CANCELLED: Caregiver-Implemented Trial-Based Functional Analysis With Individuals Diagnosed With Alzheimer's Disease or Other Dementias

Maleni Carrillo-Gomez (California State University, Fresno), Marianne L. Jackson (California State University, Fresno), SHAYLEE EDE (California State University, Fresno)

Alzheimer's disease is the most common form of dementia. It accounts for 60% to 80% of all dementia cases. Over 80% of dementia sufferers exhibit at least one or more troublesome behaviors. Individuals are frequently medicated to manage such behavioral problems or agitation. These medications often come with severe side effects and risks of mortality that may make their use contraindicated and often do not address the need served by behavioral problems. Initial research suggests that functional assessment methodology may be viable for assessing problem behavior, leading to nonpharmacological treatment and more effective function-based intervention with this population. Additionally, many problem behaviors only occur in the presence of caregivers and staff. Therefore, the current study aimed to extend the Trial-Based Functional Analysis (TBFA) procedures to challenging behaviors in older adults with Alzheimer’s disease or other dementias. Caregivers were trained to implement the TBFA procedures and received in situ feedback as needed.

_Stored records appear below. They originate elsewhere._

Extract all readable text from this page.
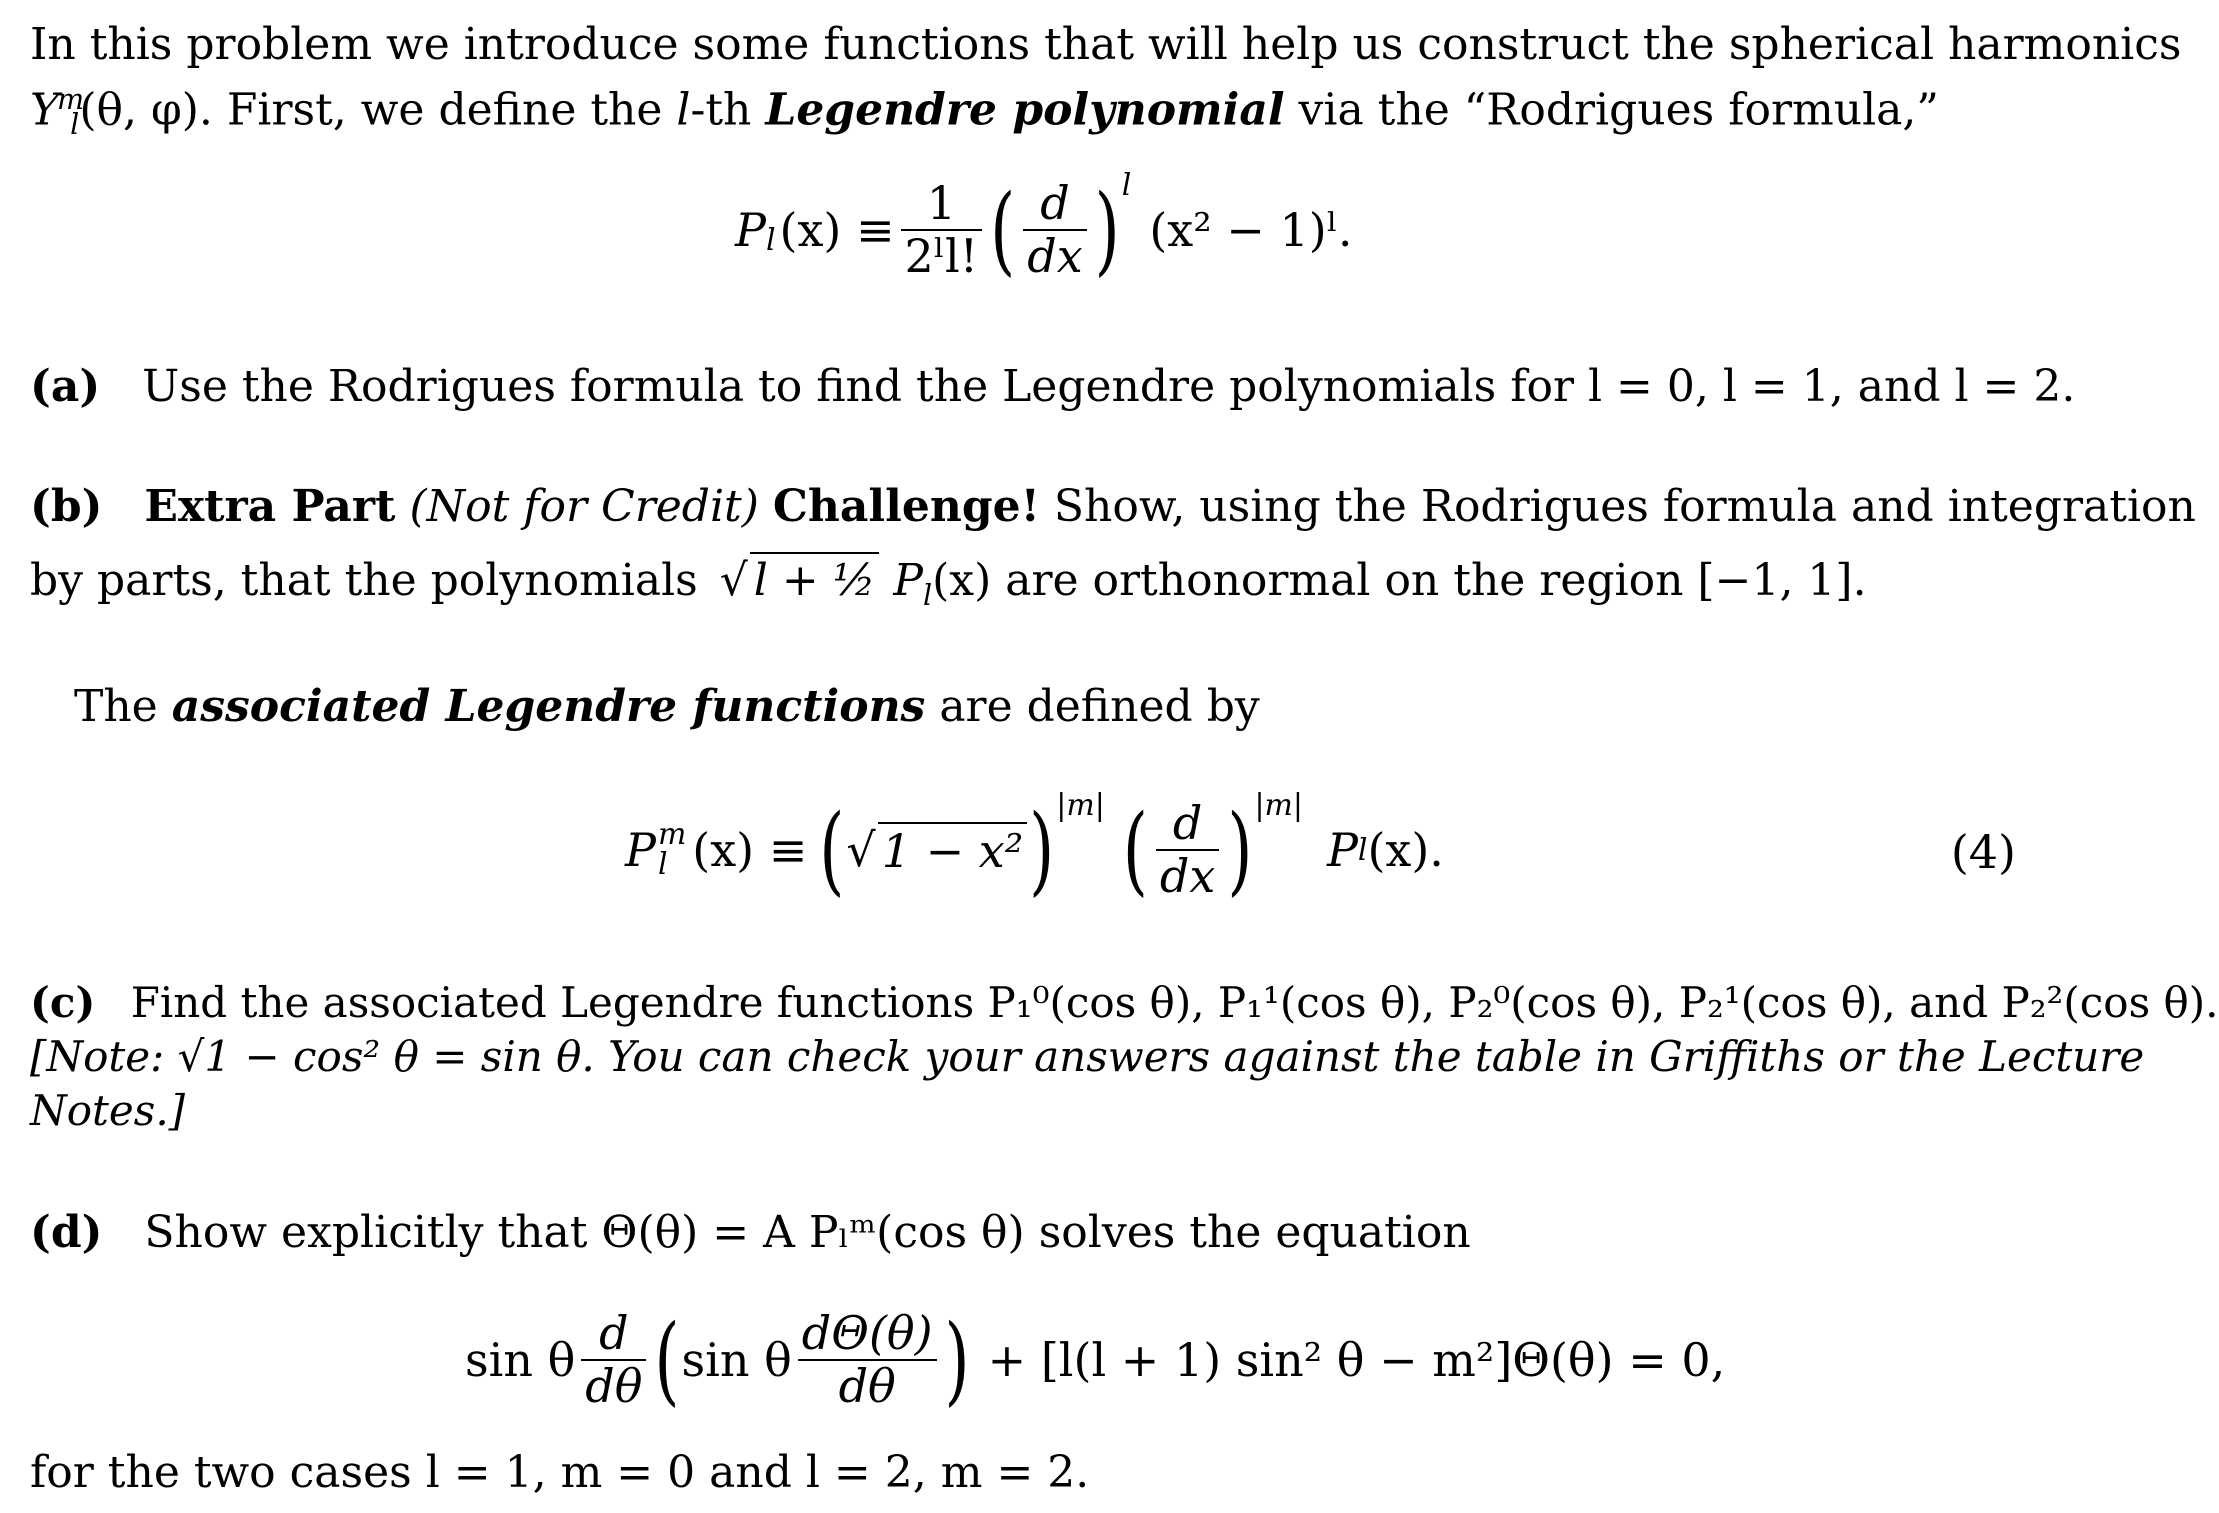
In this problem we introduce some functions that will help us construct the spherical harmonics
$Y^m_l(\theta$, φ). First, we define the l-th Legendre polynomial via the “Rodrigues formula,”
$P_l$ $(x) \equiv \frac{1}{\text{2ˡl!}}$ ( $\frac{d}{dx} )^l$
(x² − 1)ˡ.
(a) Use the Rodrigues formula to find the Legendre polynomials for l = 0, l = 1, and l = 2.
(b) Extra Part (Not for Credit) Challenge! Show, using the Rodrigues formula and integration
by parts, that the polynomials √ l + ½ $P_l(x)$ are orthonormal on the region [−1, 1].
The associated Legendre functions are defined by
P m
l (x) ≡ ( √ 1 − x² )$^{|m|}$ ( $\frac{d}{dx} )^{|m|}$
P l (x).	(4)
(c) Find the associated Legendre functions P₁⁰(cos θ), P₁¹(cos θ), P₂⁰(cos θ), P₂¹(cos θ), and P₂²(cos θ).
[Note: √1 − cos² θ = sin θ. You can check your answers against the table in Griffiths or the Lecture
Notes.]
(d) Show explicitly that Θ(θ) = A Pₗᵐ(cos θ) solves the equation
sin θ $\frac{d}{d\theta}$ ( sin θ $\frac{d\Theta(\theta)}{d\theta}$ ) + [l(l + 1) sin² θ − m²]Θ(θ) = 0,
for the two cases l = 1, m = 0 and l = 2, m = 2.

The results suggest that caregiver training in TBFA procedures was effective and demonstrated behavioral functions for the challenging behavior of all four participants. This study adds to the small but growing body of evidence supporting the use of functional analysis technology with adults with dementia, specifically Alzheimer’s disease.

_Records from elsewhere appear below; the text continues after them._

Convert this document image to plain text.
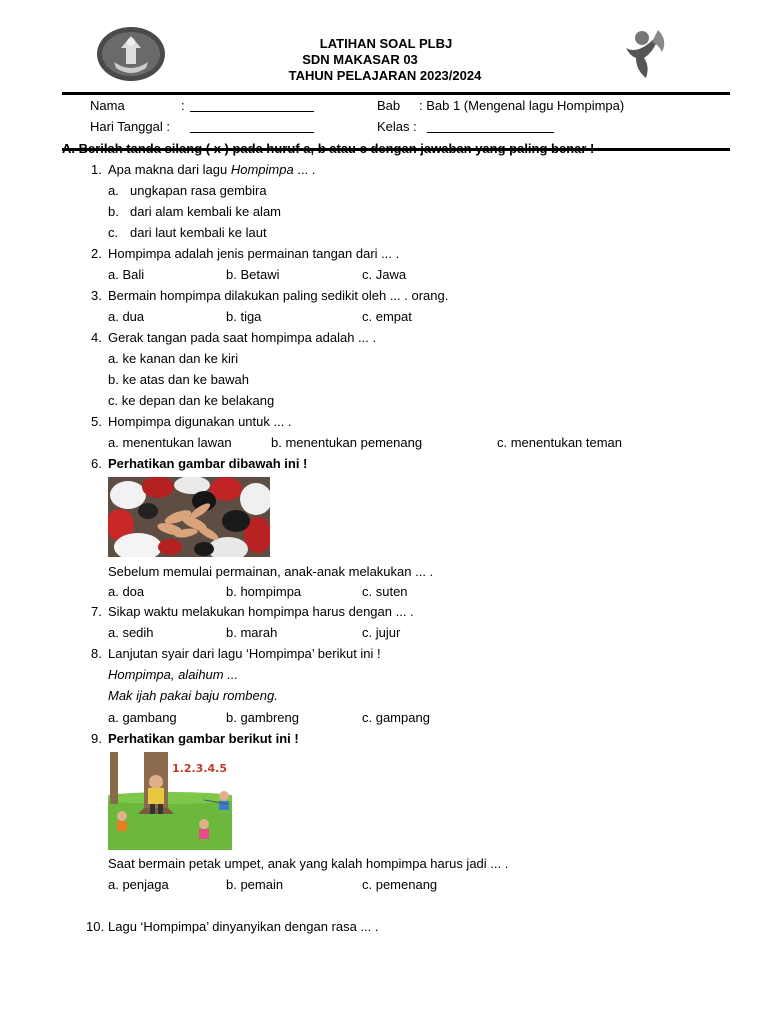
LATIHAN SOAL PLBJ
SDN MAKASAR 03
TAHUN PELAJARAN 2023/2024
Nama	:	Bab : Bab 1 (Mengenal lagu Hompimpa)
Hari Tanggal :	Kelas :
1. Apa makna dari lagu Hompimpa ... .
a. ungkapan rasa gembira
b. dari alam kembali ke alam
c. dari laut kembali ke laut
2. Hompimpa adalah jenis permainan tangan dari ... .
a. Bali	b. Betawi	c. Jawa
3. Bermain hompimpa dilakukan paling sedikit oleh ... . orang.
a. dua	b. tiga	c. empat
4. Gerak tangan pada saat hompimpa adalah ... .
a. ke kanan dan ke kiri
b. ke atas dan ke bawah
c. ke depan dan ke belakang
5. Hompimpa digunakan untuk ... .
a. menentukan lawan	b. menentukan pemenang	c. menentukan teman
6. Perhatikan gambar dibawah ini !
Sebelum memulai permainan, anak-anak melakukan ... .
a. doa	b. hompimpa	c. suten
7. Sikap waktu melakukan hompimpa harus dengan ... .
a. sedih	b. marah	c. jujur
8. Lanjutan syair dari lagu ‘Hompimpa’ berikut ini !
Hompimpa, alaihum ...
Mak ijah pakai baju rombeng.
a. gambang	b. gambreng	c. gampang
9. Perhatikan gambar berikut ini !
1.2.3.4.5
Saat bermain petak umpet, anak yang kalah hompimpa harus jadi ... .
a. penjaga	b. pemain	c. pemenang
10. Lagu ‘Hompimpa’ dinyanyikan dengan rasa ... .
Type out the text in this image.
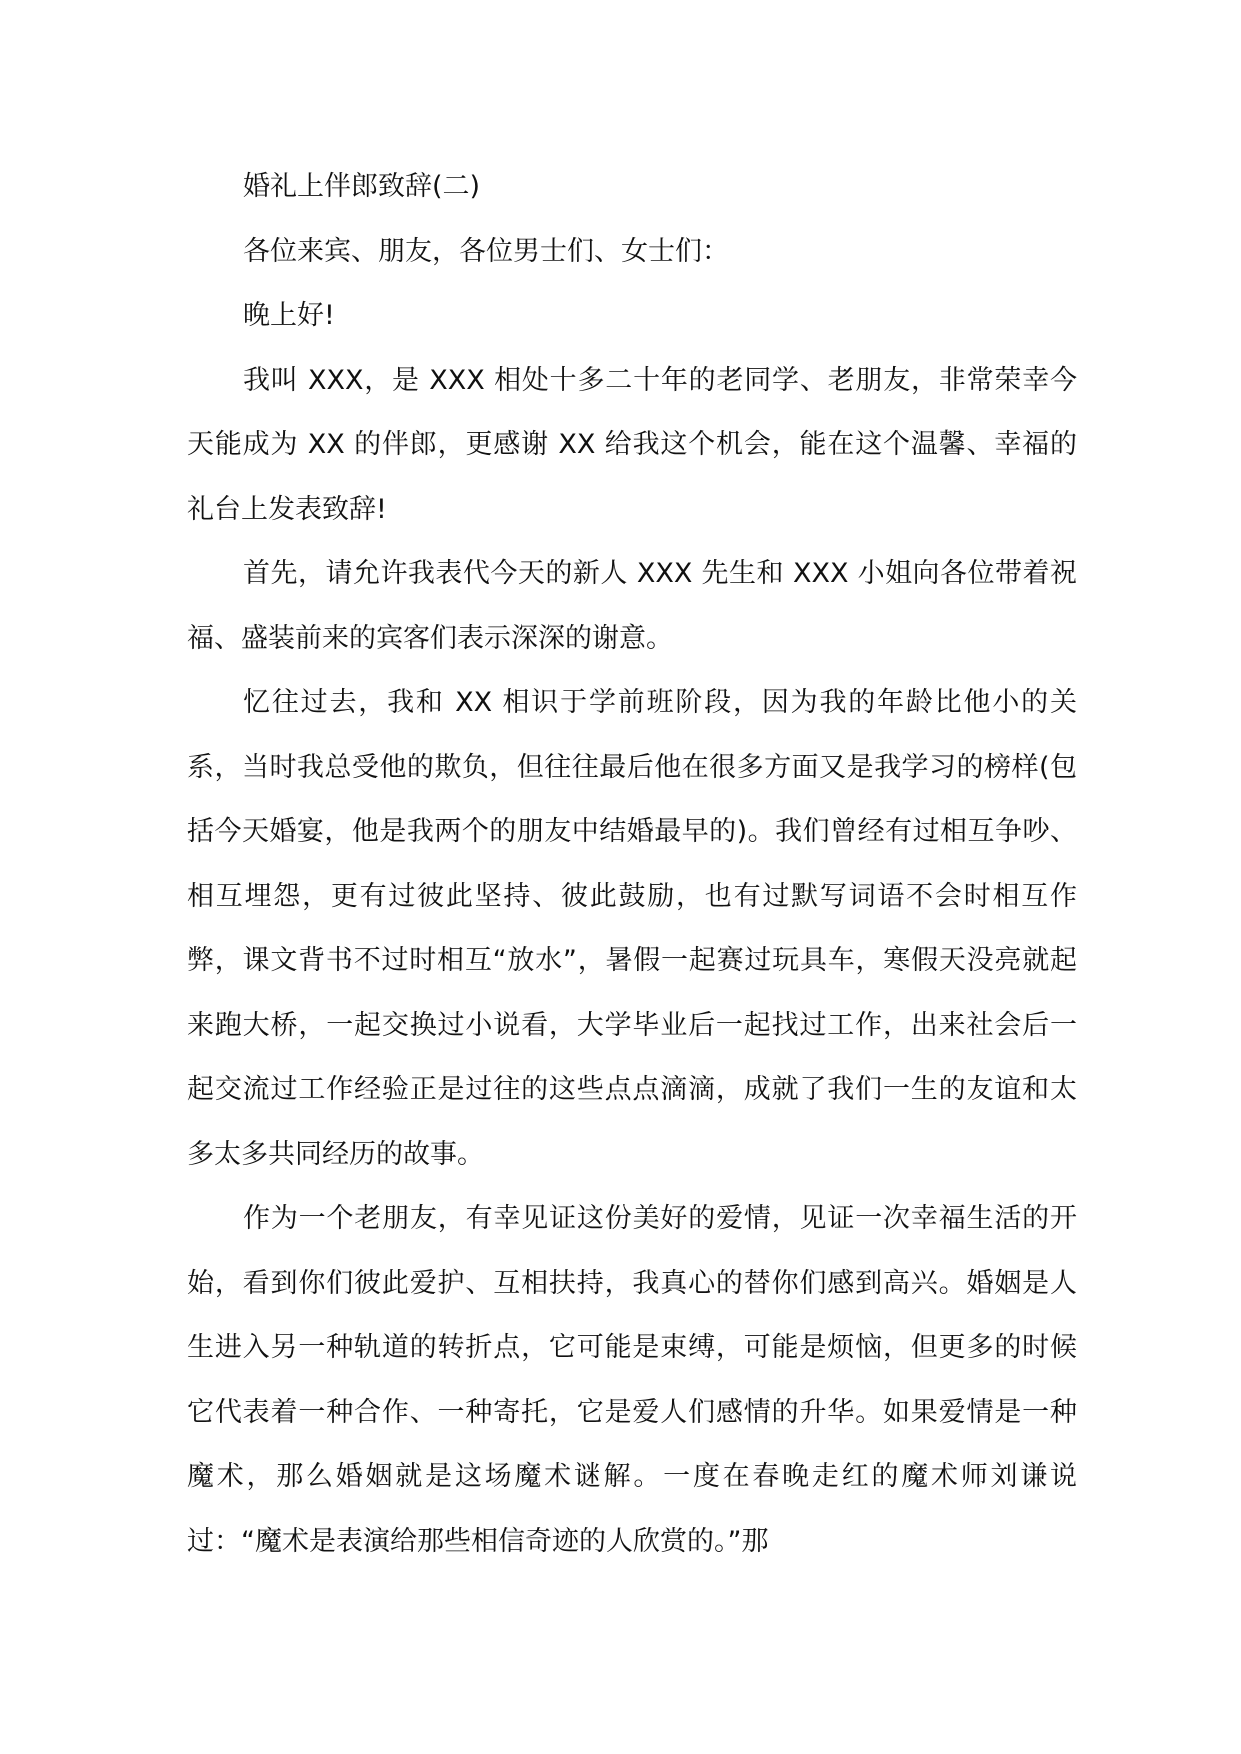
婚礼上伴郎致辞(二)

各位来宾、朋友，各位男士们、女士们：

晚上好!

我叫 XXX，是 XXX 相处十多二十年的老同学、老朋友，非常荣幸今天能成为 XX 的伴郎，更感谢 XX 给我这个机会，能在这个温馨、幸福的礼台上发表致辞!

首先，请允许我表代今天的新人 XXX 先生和 XXX 小姐向各位带着祝福、盛装前来的宾客们表示深深的谢意。

忆往过去，我和 XX 相识于学前班阶段，因为我的年龄比他小的关系，当时我总受他的欺负，但往往最后他在很多方面又是我学习的榜样(包括今天婚宴，他是我两个的朋友中结婚最早的)。我们曾经有过相互争吵、相互埋怨，更有过彼此坚持、彼此鼓励，也有过默写词语不会时相互作弊，课文背书不过时相互“放水”，暑假一起赛过玩具车，寒假天没亮就起来跑大桥，一起交换过小说看，大学毕业后一起找过工作，出来社会后一起交流过工作经验正是过往的这些点点滴滴，成就了我们一生的友谊和太多太多共同经历的故事。

作为一个老朋友，有幸见证这份美好的爱情，见证一次幸福生活的开始，看到你们彼此爱护、互相扶持，我真心的替你们感到高兴。婚姻是人生进入另一种轨道的转折点，它可能是束缚，可能是烦恼，但更多的时候它代表着一种合作、一种寄托，它是爱人们感情的升华。如果爱情是一种魔术，那么婚姻就是这场魔术谜解。一度在春晚走红的魔术师刘谦说过：“魔术是表演给那些相信奇迹的人欣赏的。”那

Respecting Dissent and Seeking Assent in Behavioral Gerontology: The Application of a Decision-Making Model
AMY WHITTEN SHAW (Western Michigan University), Jonathan C. Baker (Western Michigan University)
Abstract: Behavioral gerontologists may work with individuals with neurocognitive disorder (NCD) who may or may not be able to provide informed consent. As such, capacity assessments may be relevant. When participants in research or clients receiving treatment do not have the capacity for informed consent proxy decision makers provide consent and assent must be also be sought. Recent articles highlighted the need for behavior analysts to seek assent for research (Morris et al., 2021) and explored researchers’ comfort and current practices (Jasperse et al., 2023). While assent is recognized as affirmative agreement, participants and clients may also express dissent. Of informed consent, assent, and dissent, dissent is the least discussed and reported on measure. This talk explores current issues in the field of behavioral gerontology through the framework of a decision-making model that was originally published by Black et al. (2010) in the field of geriatric psychiatry. The model assesses for both dissent and assent separately. The authors use of this decision-making model while conducting research on manding will be discussed. Participants in the study were older adults with NCD living in a memory care unit. Data will encompass assent and dissent to sessions, session completion, and session termination.